Every day here has been so incredibly full. I admit I don't know quite what to do with myself with the vast differences in simply how to do life. At home, I have limitless opportunities and things to do and see and attend. I have always worked and always had a 9-5, it is the only life I know. I said I no longer wanted my 9-5 and instead I got a 7:00am-11pm. Here, in a place where I have no car and very limited opportunities, I have no idea where the days go. I have done a pitiful job of journaling. A peaceful, restful, quiet morning of coffee and breakfast doesn't exist. I seem to always have a morning debrief from the day before, one on one meetings with mission school students or other missionaries. The mornings start full force with little time to ease your way into the day. The days are hot and that can wear you out.
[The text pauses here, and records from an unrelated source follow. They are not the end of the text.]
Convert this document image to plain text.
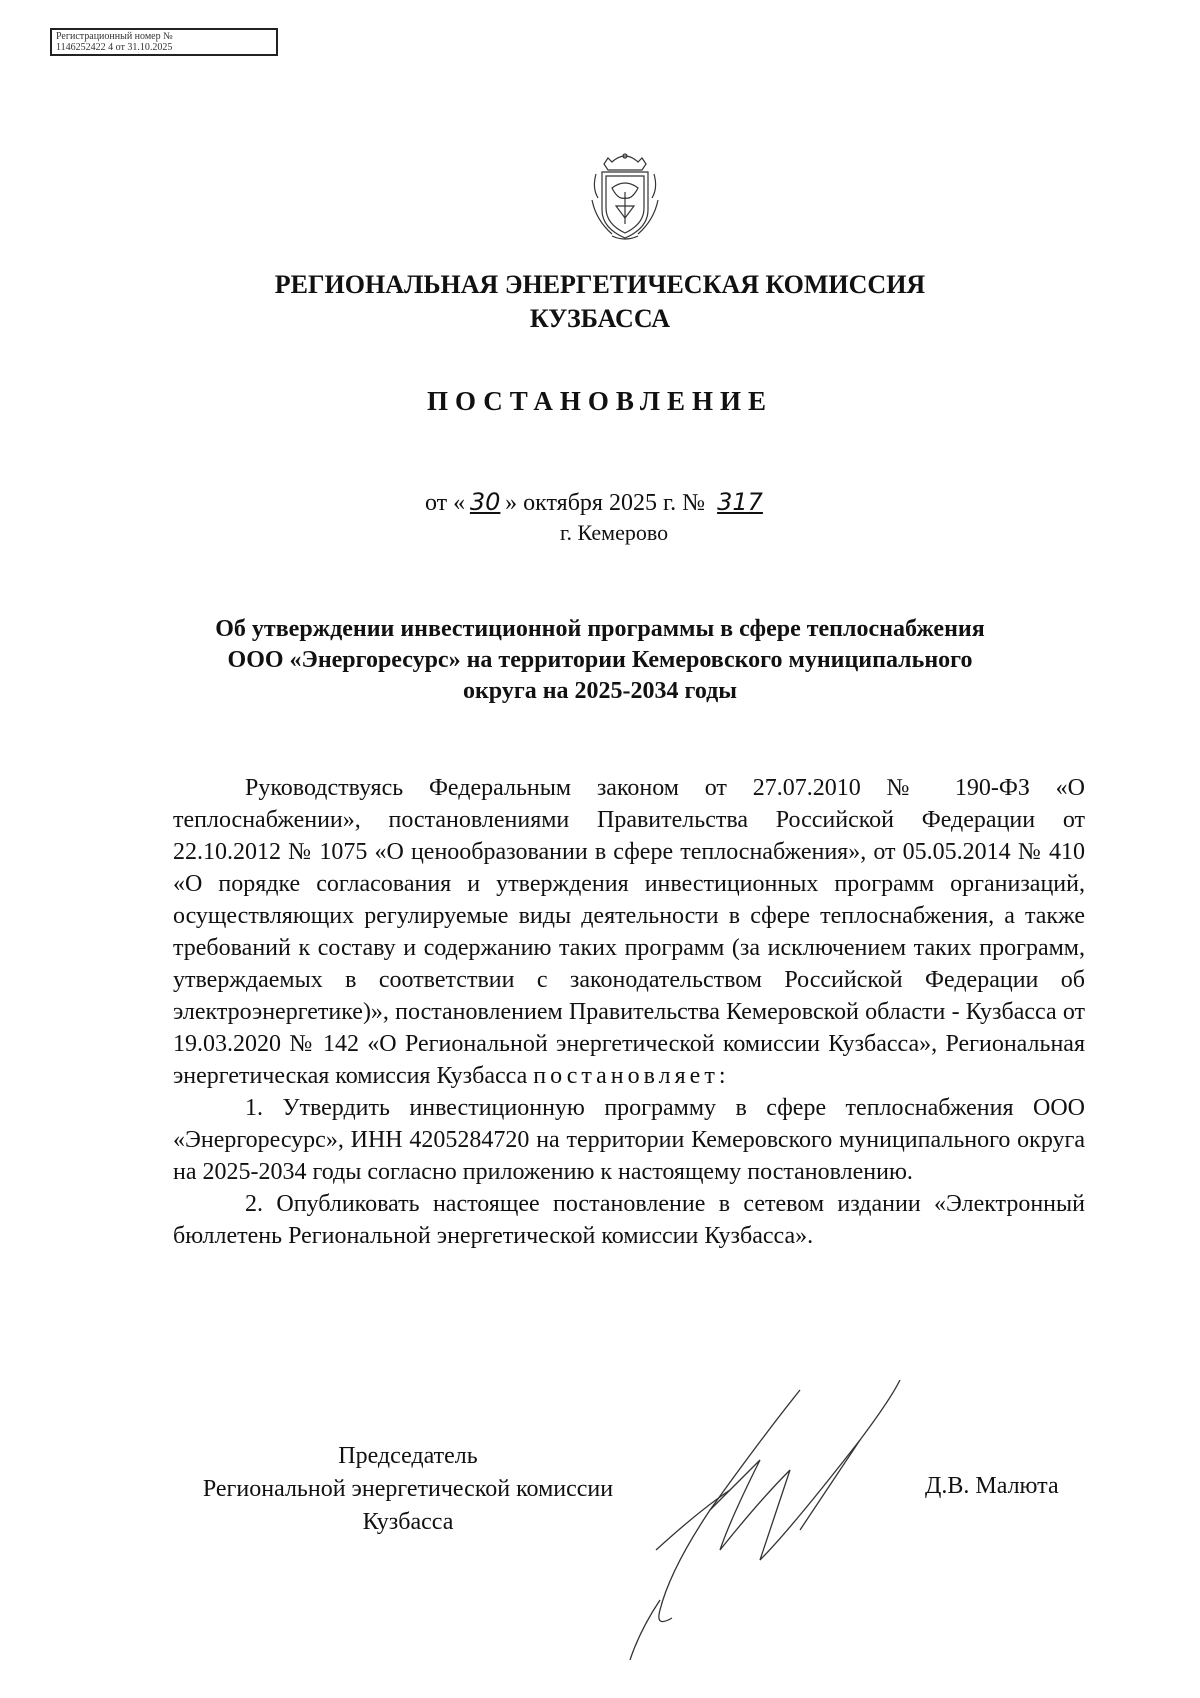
Регистрационный номер №
1146252422 4 от 31.10.2025
РЕГИОНАЛЬНАЯ ЭНЕРГЕТИЧЕСКАЯ КОМИССИЯ
КУЗБАССА
ПОСТАНОВЛЕНИЕ
от « 30 » октября 2025 г. № 317
г. Кемерово
Об утверждении инвестиционной программы в сфере теплоснабжения
ООО «Энергоресурс» на территории Кемеровского муниципального
округа на 2025-2034 годы

Руководствуясь Федеральным законом от 27.07.2010 № 190-ФЗ «О теплоснабжении», постановлениями Правительства Российской Федерации от 22.10.2012 № 1075 «О ценообразовании в сфере теплоснабжения», от 05.05.2014 № 410 «О порядке согласования и утверждения инвестиционных программ организаций, осуществляющих регулируемые виды деятельности в сфере теплоснабжения, а также требований к составу и содержанию таких программ (за исключением таких программ, утверждаемых в соответствии с законодательством Российской Федерации об электроэнергетике)», постановлением Правительства Кемеровской области - Кузбасса от 19.03.2020 № 142 «О Региональной энергетической комиссии Кузбасса», Региональная энергетическая комиссия Кузбасса постановляет:

1. Утвердить инвестиционную программу в сфере теплоснабжения ООО «Энергоресурс», ИНН 4205284720 на территории Кемеровского муниципального округа на 2025-2034 годы согласно приложению к настоящему постановлению.

2. Опубликовать настоящее постановление в сетевом издании «Электронный бюллетень Региональной энергетической комиссии Кузбасса».

Председатель
Региональной энергетической комиссии
Кузбасса
Д.В. Малюта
You really do have to pace yourself and eat right and drink water and take all precautions in order to physically do the day. I rarely get in to town. I rarely sit down to journal. I rarely sit down. Or so it feels.
I don't get to the sea near often enough. On the day I went swimming with the dolphins I noticed a lovely yacht. It was impossible not to notice her. A yacht in the midst of little wooden hand carved boats. She stood out. I said out loud to Annelie, "I want that boat". I said it loud and emphatically. She laughed and told me how her father will say, "I want cake" (or something frivolous or extravagant) and her mother will correct him like a child, saying, "Do you want it or do you need it?". And he will answer, not matter what it is, " I NEED cake". "I NEED coffee". "I NEED a yacht". We all do this. We laughed. We walked to the leaky wooden dhow and threw in our gear.
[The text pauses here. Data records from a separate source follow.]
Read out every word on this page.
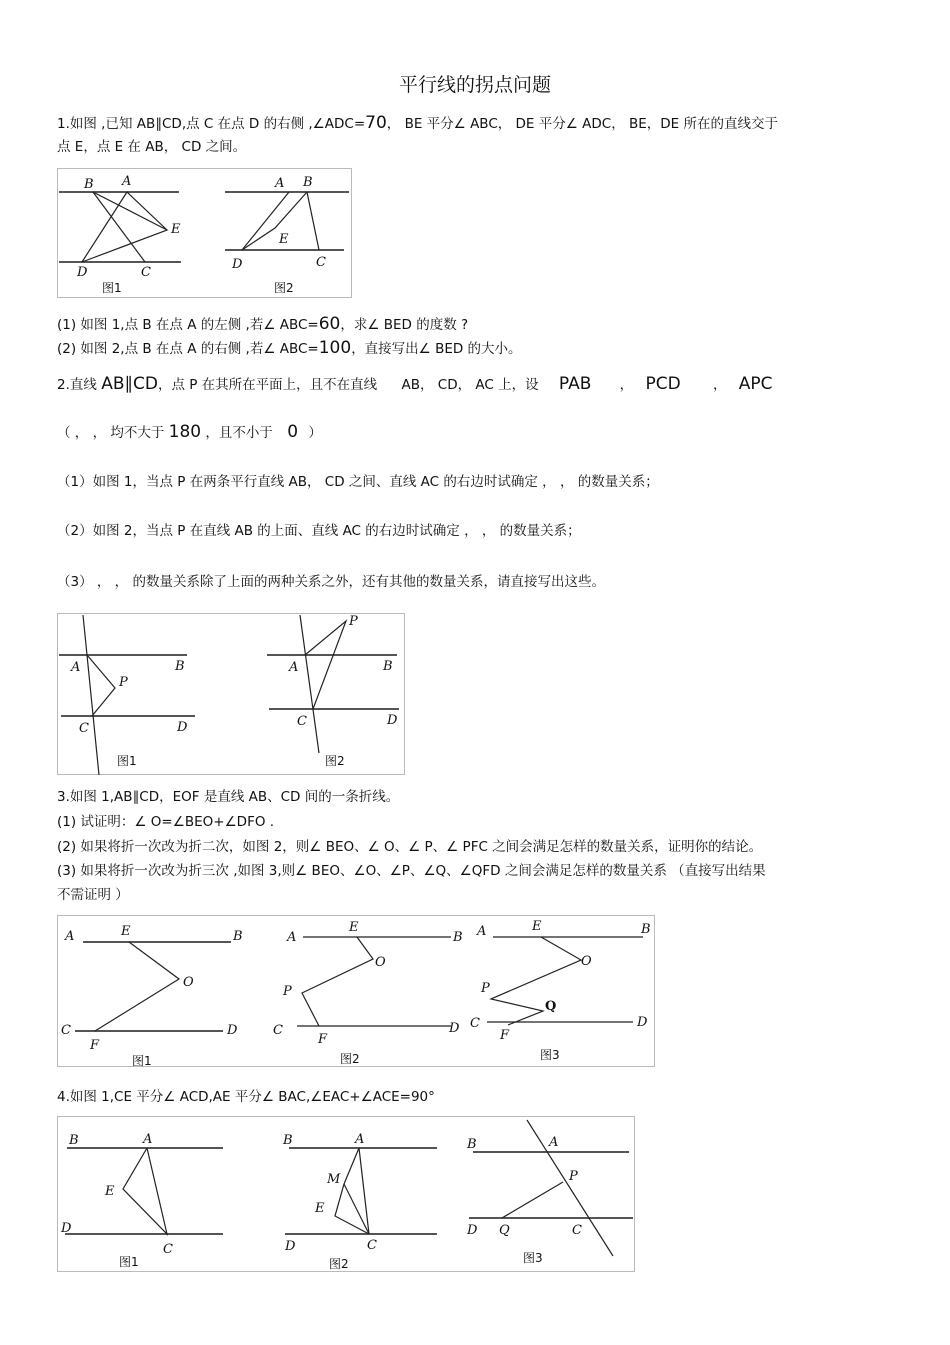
平行线的拐点问题
1.如图 ,已知 AB∥CD,点 C 在点 D 的右侧 ,∠ADC=70， BE 平分∠ ABC， DE 平分∠ ADC， BE，DE 所在的直线交于
点 E，点 E 在 AB， CD 之间。
B A
E
D	C
图1
A B
E
D	C
图2
(1) 如图 1,点 B 在点 A 的左侧 ,若∠ ABC=60，求∠ BED 的度数 ?
(2) 如图 2,点 B 在点 A 的右侧 ,若∠ ABC=100，直接写出∠ BED 的大小。
2.直线 AB∥CD，点 P 在其所在平面上，且不在直线 AB， CD， AC 上，设 PAB ， PCD ， APC
（ ， ， 均不大于 180 ，且不小于 0 ）
（1）如图 1，当点 P 在两条平行直线 AB， CD 之间、直线 AC 的右边时试确定 ， ， 的数量关系；
（2）如图 2，当点 P 在直线 AB 的上面、直线 AC 的右边时试确定 ， ， 的数量关系；
（3） ， ， 的数量关系除了上面的两种关系之外，还有其他的数量关系，请直接写出这些。
A	B
P
C	D
图1
P
A	B
C	D
图2
3.如图 1,AB∥CD，EOF 是直线 AB、CD 间的一条折线。
(1) 试证明：∠ O=∠BEO+∠DFO .
(2) 如果将折一次改为折二次，如图 2，则∠ BEO、∠ O、∠ P、∠ PFC 之间会满足怎样的数量关系，证明你的结论。
(3) 如果将折一次改为折三次 ,如图 3,则∠ BEO、∠O、∠P、∠Q、∠QFD 之间会满足怎样的数量关系 （直接写出结果
不需证明 ）
A	E	B
O
C
F
D
图1
A
E
B
O
P
C
F
D
图2
A	E	B
O
P
Q
C
F
D
图3
4.如图 1,CE 平分∠ ACD,AE 平分∠ BAC,∠EAC+∠ACE=90°
B	A
E
D
C
图1
B	A
M
E
D	C
图2
B	A
P
D Q	C
图3
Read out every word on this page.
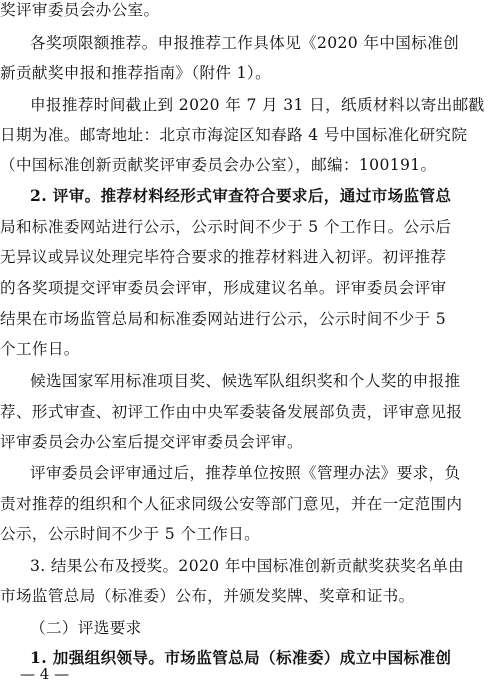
奖评审委员会办公室。
各奖项限额推荐。申报推荐工作具体见《2020 年中国标准创
新贡献奖申报和推荐指南》（附件 1）。
申报推荐时间截止到 2020 年 7 月 31 日，纸质材料以寄出邮戳
日期为准。邮寄地址：北京市海淀区知春路 4 号中国标准化研究院
（中国标准创新贡献奖评审委员会办公室），邮编：100191。
2. 评审。推荐材料经形式审查符合要求后，通过市场监管总
局和标准委网站进行公示，公示时间不少于 5 个工作日。公示后
无异议或异议处理完毕符合要求的推荐材料进入初评。初评推荐
的各奖项提交评审委员会评审，形成建议名单。评审委员会评审
结果在市场监管总局和标准委网站进行公示，公示时间不少于 5
个工作日。
候选国家军用标准项目奖、候选军队组织奖和个人奖的申报推
荐、形式审查、初评工作由中央军委装备发展部负责，评审意见报
评审委员会办公室后提交评审委员会评审。
评审委员会评审通过后，推荐单位按照《管理办法》要求，负
责对推荐的组织和个人征求同级公安等部门意见，并在一定范围内
公示，公示时间不少于 5 个工作日。
3. 结果公布及授奖。2020 年中国标准创新贡献奖获奖名单由
市场监管总局（标准委）公布，并颁发奖牌、奖章和证书。
（二）评选要求
1. 加强组织领导。市场监管总局（标准委）成立中国标准创
— 4 —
One day this week, in the midst of a very full day, a friend had asked me to help her take a group of our boys swimming. We were supposed to go at 10. That changed to 12 and then to 1, but I had class at 2. I assisted in getting the boys to the sea. It involved one boy crying and my having to carry him on my hip the whole way, his tiny feet hitting my knee with each step, tears and snot on my shoulder. Two boys fought. One got lost (temporarily). We attempted to take a picture. A stranger noticed us. White girls with a dozen black boys. He asked if we were missionaries. He had a boy who was with him go to his boat to get his card for us so that we could contact him. He had a need. He wanted to do some "charitable work" and wanted to take 10 of us out on his boat if we wanted to go. "The one out there". "There?". "Yes, there". "THAT one"?...Oh, it's the boat that I NEED. The yacht.
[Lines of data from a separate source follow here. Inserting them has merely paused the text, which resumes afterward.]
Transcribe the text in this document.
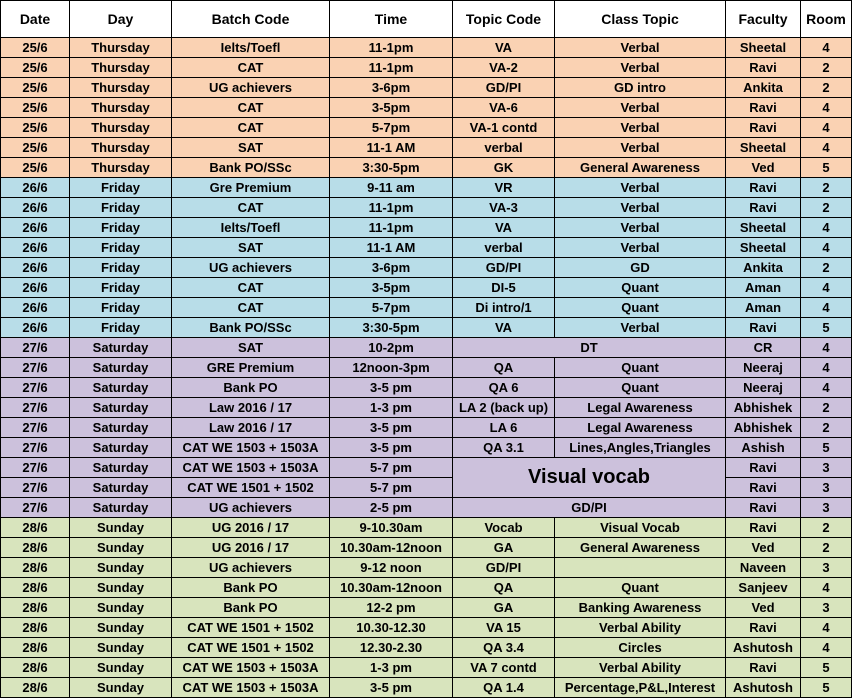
Date	Day	Batch Code	Time	Topic Code	Class Topic	Faculty	Room
25/6	Thursday	Ielts/Toefl	11-1pm	VA	Verbal	Sheetal	4
25/6	Thursday	CAT	11-1pm	VA-2	Verbal	Ravi	2
25/6	Thursday	UG achievers	3-6pm	GD/PI	GD intro	Ankita	2
25/6	Thursday	CAT	3-5pm	VA-6	Verbal	Ravi	4
25/6	Thursday	CAT	5-7pm	VA-1 contd	Verbal	Ravi	4
25/6	Thursday	SAT	11-1 AM	verbal	Verbal	Sheetal	4
25/6	Thursday	Bank PO/SSc	3:30-5pm	GK	General Awareness	Ved	5
26/6	Friday	Gre Premium	9-11 am	VR	Verbal	Ravi	2
26/6	Friday	CAT	11-1pm	VA-3	Verbal	Ravi	2
26/6	Friday	Ielts/Toefl	11-1pm	VA	Verbal	Sheetal	4
26/6	Friday	SAT	11-1 AM	verbal	Verbal	Sheetal	4
26/6	Friday	UG achievers	3-6pm	GD/PI	GD	Ankita	2
26/6	Friday	CAT	3-5pm	DI-5	Quant	Aman	4
26/6	Friday	CAT	5-7pm	Di intro/1	Quant	Aman	4
26/6	Friday	Bank PO/SSc	3:30-5pm	VA	Verbal	Ravi	5
27/6	Saturday	SAT	10-2pm	DT		CR	4
27/6	Saturday	GRE Premium	12noon-3pm	QA	Quant	Neeraj	4
27/6	Saturday	Bank PO	3-5 pm	QA 6	Quant	Neeraj	4
27/6	Saturday	Law 2016 / 17	1-3 pm	LA 2 (back up)	Legal Awareness	Abhishek	2
27/6	Saturday	Law 2016 / 17	3-5 pm	LA 6	Legal Awareness	Abhishek	2
27/6	Saturday	CAT WE 1503 + 1503A	3-5 pm	QA 3.1	Lines,Angles,Triangles	Ashish	5
27/6	Saturday	CAT WE 1503 + 1503A	5-7 pm	Visual vocab		Ravi	3
27/6	Saturday	CAT WE 1501 + 1502	5-7 pm			Ravi	3
27/6	Saturday	UG achievers	2-5 pm	GD/PI		Ravi	3
28/6	Sunday	UG 2016 / 17	9-10.30am	Vocab	Visual Vocab	Ravi	2
28/6	Sunday	UG 2016 / 17	10.30am-12noon	GA	General Awareness	Ved	2
28/6	Sunday	UG achievers	9-12 noon	GD/PI		Naveen	3
28/6	Sunday	Bank PO	10.30am-12noon	QA	Quant	Sanjeev	4
28/6	Sunday	Bank PO	12-2 pm	GA	Banking Awareness	Ved	3
28/6	Sunday	CAT WE 1501 + 1502	10.30-12.30	VA 15	Verbal Ability	Ravi	4
28/6	Sunday	CAT WE 1501 + 1502	12.30-2.30	QA 3.4	Circles	Ashutosh	4
28/6	Sunday	CAT WE 1503 + 1503A	1-3 pm	VA 7 contd	Verbal Ability	Ravi	5
28/6	Sunday	CAT WE 1503 + 1503A	3-5 pm	QA 1.4	Percentage,P&L,Interest	Ashutosh	5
I went out on it today. It was lovely. I went with 9 other friends and we had an absolute blast. I think what I may have enjoyed more than being on the boat, was getting to see how incredibly blessed the other 9 were to be aboard. It was fun to be able to bless them. It was fun to hear the guys giggle like girls as they jumped and dove and snorkeled and played. We had packed a picnic of potato salad, couscous, chicken and rolls. We stopped and got mangos at the little roadside stand on the way. We swam until we were ravenous and then feasted.
Now I am at this place where I feel like I simply have to speak out what I WANT. Whether it be coffee or cake, curriculum or teachers or instructors, and insight and revelation into a culture so different from my own, He knows. He knows that sometimes this all looks like way too much. He knows that the logistics and meetings and planning and preparation and research and hours of classes and discipleship and training and instruction can be exhausting. Yet, it doesn't have to be. He just asks us to co-labor and He never said it had to be 50-50. As a matter of fact, it seems a bit more like 90-10 and my only job is to ask.